Bachelor's only in Dutch?
Lower House wants clarity about language of instruction
The Dutch Minister of Education, Robbert Dijkgraaf, promised to send a letter to the Lower House next month detailing his plans concerning the internationalisation of higher education. But the House of Representatives, which has been discussing the issue for many years already, is losing its patience.
During a debate on the influx of international students, all kinds of motions were tabled, of which many gained a majority. Therefore, Dijkgraaf has to either implement them or refute them.
One of the motions is authored by MP Pieter Omtzigt. Almost everyone supported it, including three of the four parties in the coalition. Dijkgraaf’s own party, D66, voted against it.
The motion says that Bachelor's programmes must be taught in Dutch unless there is a strong reason not to. Omtzigt wants the Education Inspectorate to enforce that law, giving a better explanation of what constitutes an exception.
Omtzigt was happy with the support of the House. In a week, he would like to hear from the minister “how we will ensure that Dutch once again becomes the language of instruction in Bachelor’s programmes because that is the purpose of the motion”.
But that was not so clear-cut in the motion itself.
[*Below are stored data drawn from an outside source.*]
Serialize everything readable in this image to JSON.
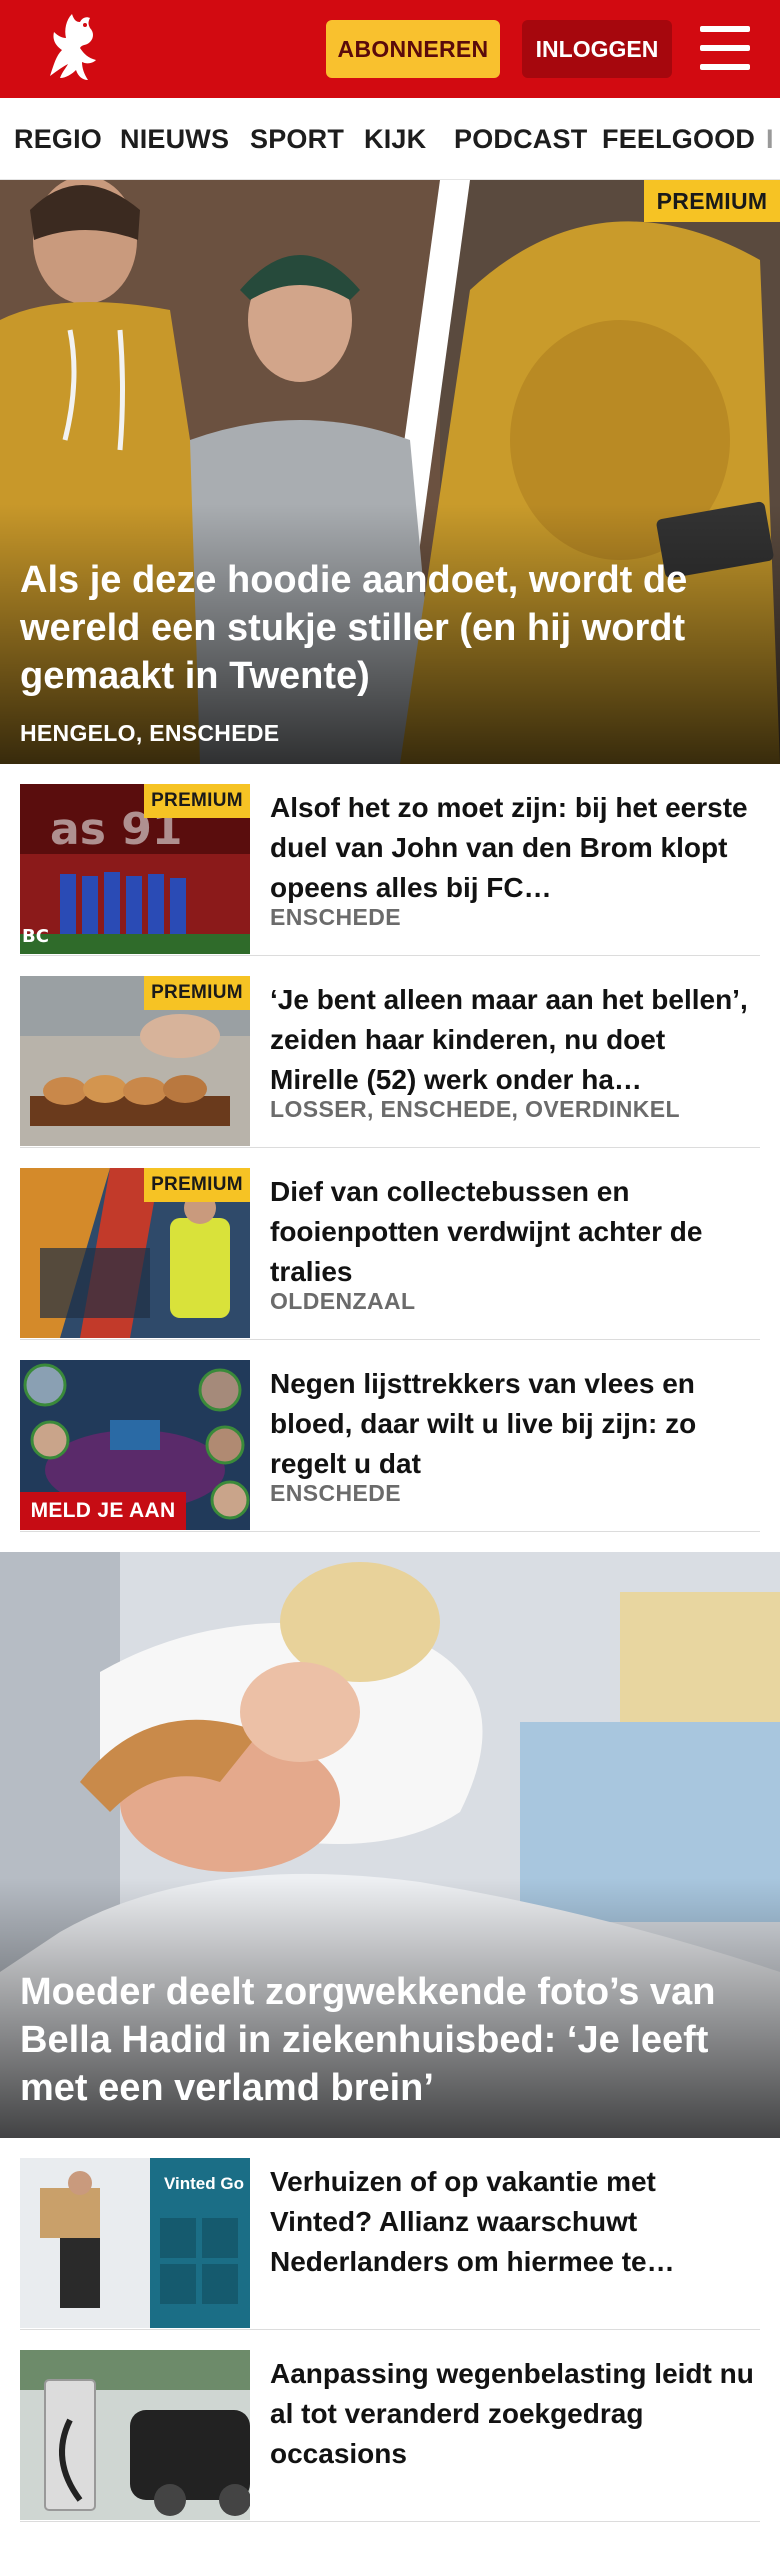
{
  "header": {
    "subscribe_label": "ABONNEREN",
    "login_label": "INLOGGEN",
    "brand_color": "#d20a11",
    "subscribe_color": "#f9c12e",
    "login_color": "#a6070d"
  },
  "nav": {
    "items": [
      "REGIO",
      "NIEUWS",
      "SPORT",
      "KIJK",
      "PODCAST",
      "FEELGOOD",
      "I"
    ]
  },
  "hero1": {
    "premium_label": "PREMIUM",
    "title": "Als je deze hoodie aandoet, wordt de wereld een stukje stiller (en hij wordt gemaakt in Twente)",
    "location": "HENGELO, ENSCHEDE"
  },
  "articles": [
    {
      "premium_label": "PREMIUM",
      "title": "Alsof het zo moet zijn: bij het eerste duel van John van den Brom klopt opeens alles bij FC…",
      "location": "ENSCHEDE"
    },
    {
      "premium_label": "PREMIUM",
      "title": "‘Je bent alleen maar aan het bellen’, zeiden haar kinderen, nu doet Mirelle (52) werk onder ha…",
      "location": "LOSSER, ENSCHEDE, OVERDINKEL"
    },
    {
      "premium_label": "PREMIUM",
      "title": "Dief van collectebussen en fooienpotten verdwijnt achter de tralies",
      "location": "OLDENZAAL"
    },
    {
      "badge_label": "MELD JE AAN",
      "title": "Negen lijsttrekkers van vlees en bloed, daar wilt u live bij zijn: zo regelt u dat",
      "location": "ENSCHEDE"
    }
  ],
  "hero2": {
    "title": "Moeder deelt zorgwekkende foto’s van Bella Hadid in ziekenhuisbed: ‘Je leeft met een verlamd brein’"
  },
  "articles2": [
    {
      "title": "Verhuizen of op vakantie met Vinted? Allianz waarschuwt Nederlanders om hiermee te…",
      "thumb_text": "Vinted Go"
    },
    {
      "title": "Aanpassing wegenbelasting leidt nu al tot veranderd zoekgedrag occasions"
    }
  ]
}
It is not known whether other parties construed it as such. A similar motion by PVV asking the government to restore Dutch as the language of instruction “in all Bachelor’s degree programmes, with a few well-chosen exceptions” has been recently refused.
Roughly half of all Bachelor’s programmes at research universities are still taught in Dutch, according to figures from the association of Dutch universities, Universities of The Netherlands (UNL). Master’s degrees are a different story, however, with only 14 percent being taught in Dutch.
The number of international students in the Netherlands is growing rapidly, especially at research universities. In 2016, 8,600 students came to the Netherlands from abroad to pursue a Bachelor’s degree, which corresponded to 18 percent of the total intake. Five years later, there were 18,400 foreigners or 29 percent.
In the same period, the number of international students enrolled Master’s programmes offered by research universities rose from 11,400 to 17,900, or from 27 to 32 percent. The figures for the current academic year are not yet known.
In general, the growth is not as significant at the universities of applied sciences. In 2021, less than ten percent of their first-year students came from abroad.
Additionally, a notable motion by the Socialist Party was adopted in the House of Representatives. It states that institutions need to take more responsibility for finding accommodation for the international students they bring over here. If not, those students will fall victim to inflated prices and slum landlords – if they can find housing at all.
Another motion by the SP asks the government to analyse university funding. In the Netherlands, universities get money from the government according to the number of students they have. Are they recruiting so many students from abroad just to get more money? That motion also got a lot of support.
Besides, what happens once foreign students graduate? A motion by CDA states that three-quarters of international students leave the country. They suggest this is happening because they don’t speak Dutch. The motion thus advocates better monitoring of the factors that could keep international students in the Dutch labour market.
It could have been even worse for Dijkgraaf if coalition parties VVD and CDA had not "held back" a couple of motions. No vote was taken on those: the parties are keeping them in their back pocket. In those motions, the House of Representatives would have asked the government to put forward legislation as soon as possible to control the influx of international students.
The coalition evidently did not want to tread on the minister’s toes just yet. Now, there is nothing to do but wait for the plans that Dijkgraaf will unveil in March. The tension is growing, however, as the minister risks being unable to meet the expectations, in which case the parties would take control of the matter.